В плане Тома имелся единственный изъян: Фанни с Эдмундом предстояло покинуть Мэнсфилд в восемь часов на следующее утро, задолго до того, как леди Бертрам обыкновенно пробуждалась.

— Что ж, ничего не поделаешь, — заключил Том, вынужденный наконец признать досадный факт. — Выбора нет. С матушкой надлежит объясниться Джулии. Да, так будет лучше всего. В конце концов, Джулия приходится Марии сестрой, надо полагать, ее это тоже касается. Я немедля пошлю записку в Шоукросс и попрошу Джулию прийти сюда завтра. Думаю, как бы то ни было, матушку обрадует этот визит, ведь ей будет недоставать Фанни.

Вполне довольный собой, Том отправился сочинять записку. Его брат и кузина вовсе не были убеждены, что Джулия — наилучший выбор, однако, не желая вызвать неудовольствие Тома, который непременно хотел оставить решение за собой, предпочли не прекословить; вдобавок у обоих без того хватало собственных дел: Эдмунду предстояло окончить дорожные сборы, а Сьюзен — завершить приготовления к появлению в доме маленькой племянницы. Сердечно попрощавшись, зять и свояченица поспешно расстались.

На записку, в которой Том извещал сестру о переезде злополучной Марии в Лондон и просил сообщить эту новость леди Бертрам, Джулия ответила решительным отказом. Миссис Йейтс нисколько не интересовалась нынешним положением или местопребыванием сестры и не находила причин, почему братцу вздумалось возложить на ее плечи тягостную обязанность передать огорчительную новость матушке. Коли матушку надлежит во что бы то ни стало оповестить, в чем сама Джулия не видит ни малейшей надобности, то пусть это сделает Сьюзен.

Потому-то в конце концов именно Сьюзен, возвращая тетушке вязанье, прилежно распутанное и готовое быть спутанным вновь, мягко проговорила:

— Я хотела сообщить вам новость, тетушка Бертрам.

— Что такое, моя дорогая? Надеюсь, ничего ужасного не случилось с Эдмундом, Фанни и милым крошкой Уильямом?

— Нет, сударыня, ничего подобного. Речь идет о кузине Марии. После смерти тетушки Норрис она продала дом в Камберленде, купленный для нее дядюшкой Томасом, и переехала в Лондон.

— В самом деле? — вяло поинтересовалась матушка Марии. — В какую часть Лондона?

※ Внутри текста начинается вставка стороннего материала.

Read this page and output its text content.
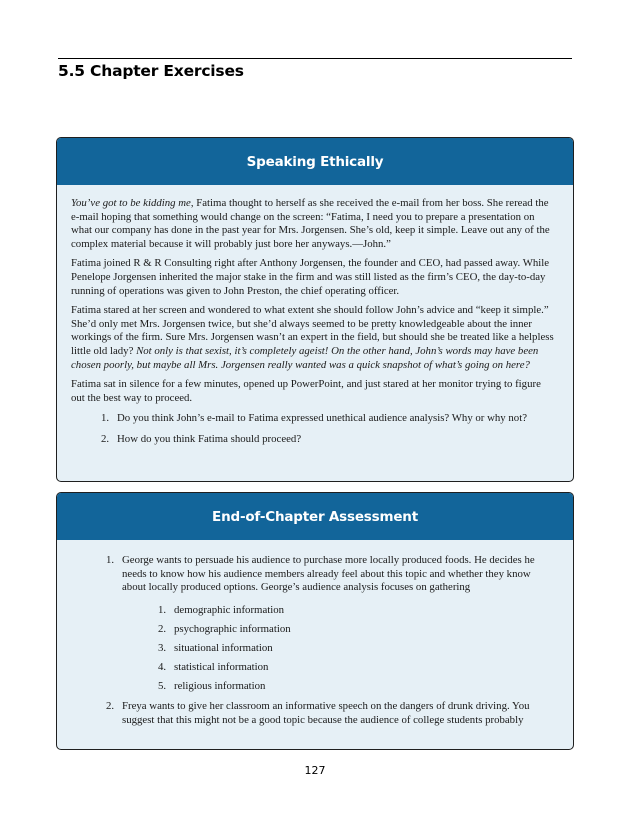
5.5 Chapter Exercises
Speaking Ethically

You’ve got to be kidding me, Fatima thought to herself as she received the e-mail from her boss. She reread the e-mail hoping that something would change on the screen: “Fatima, I need you to prepare a presentation on what our company has done in the past year for Mrs. Jorgensen. She’s old, keep it simple. Leave out any of the complex material because it will probably just bore her anyways.—John.”

Fatima joined R & R Consulting right after Anthony Jorgensen, the founder and CEO, had passed away. While Penelope Jorgensen inherited the major stake in the firm and was still listed as the firm’s CEO, the day-to-day running of operations was given to John Preston, the chief operating officer.

Fatima stared at her screen and wondered to what extent she should follow John’s advice and “keep it simple.” She’d only met Mrs. Jorgensen twice, but she’d always seemed to be pretty knowledgeable about the inner workings of the firm. Sure Mrs. Jorgensen wasn’t an expert in the field, but should she be treated like a helpless little old lady? Not only is that sexist, it’s completely ageist! On the other hand, John’s words may have been chosen poorly, but maybe all Mrs. Jorgensen really wanted was a quick snapshot of what’s going on here?

Fatima sat in silence for a few minutes, opened up PowerPoint, and just stared at her monitor trying to figure out the best way to proceed.

1. Do you think John’s e-mail to Fatima expressed unethical audience analysis? Why or why not?
2. How do you think Fatima should proceed?
End-of-Chapter Assessment
1. George wants to persuade his audience to purchase more locally produced foods. He decides he needs to know how his audience members already feel about this topic and whether they know about locally produced options. George’s audience analysis focuses on gathering
1. demographic information
2. psychographic information
3. situational information
4. statistical information
5. religious information
2. Freya wants to give her classroom an informative speech on the dangers of drunk driving. You suggest that this might not be a good topic because the audience of college students probably
127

— Эдмунд говорил, на Аппер-Сеймур-стрит.

— Вот как? Не слышала о такой. Когда дети еще были малютками, а сэр Томас исполнял обязанности в парламенте, на время сезона мы обыкновенно снимали дом на Гросвенор-сквер, однако я находила поездки в Лондон слишком утомительными, потому мы оставили этот обычай. Лондонская жизнь мне не по душе. Слишком много чужих людей. Куда приятнее жить за городом, видя одни лишь знакомые лица. Позвони в колокольчик, Сьюзен. Мне пора обедать. Должно быть, Том уже переоделся.

Сьюзен исполнила распоряжение тетушки, улыбаясь про себя; разговор, к которому она готовилась со всем тщанием и осмотрительностью, не занял и минуты, волнующая новость оставила леди Бертрам равнодушной.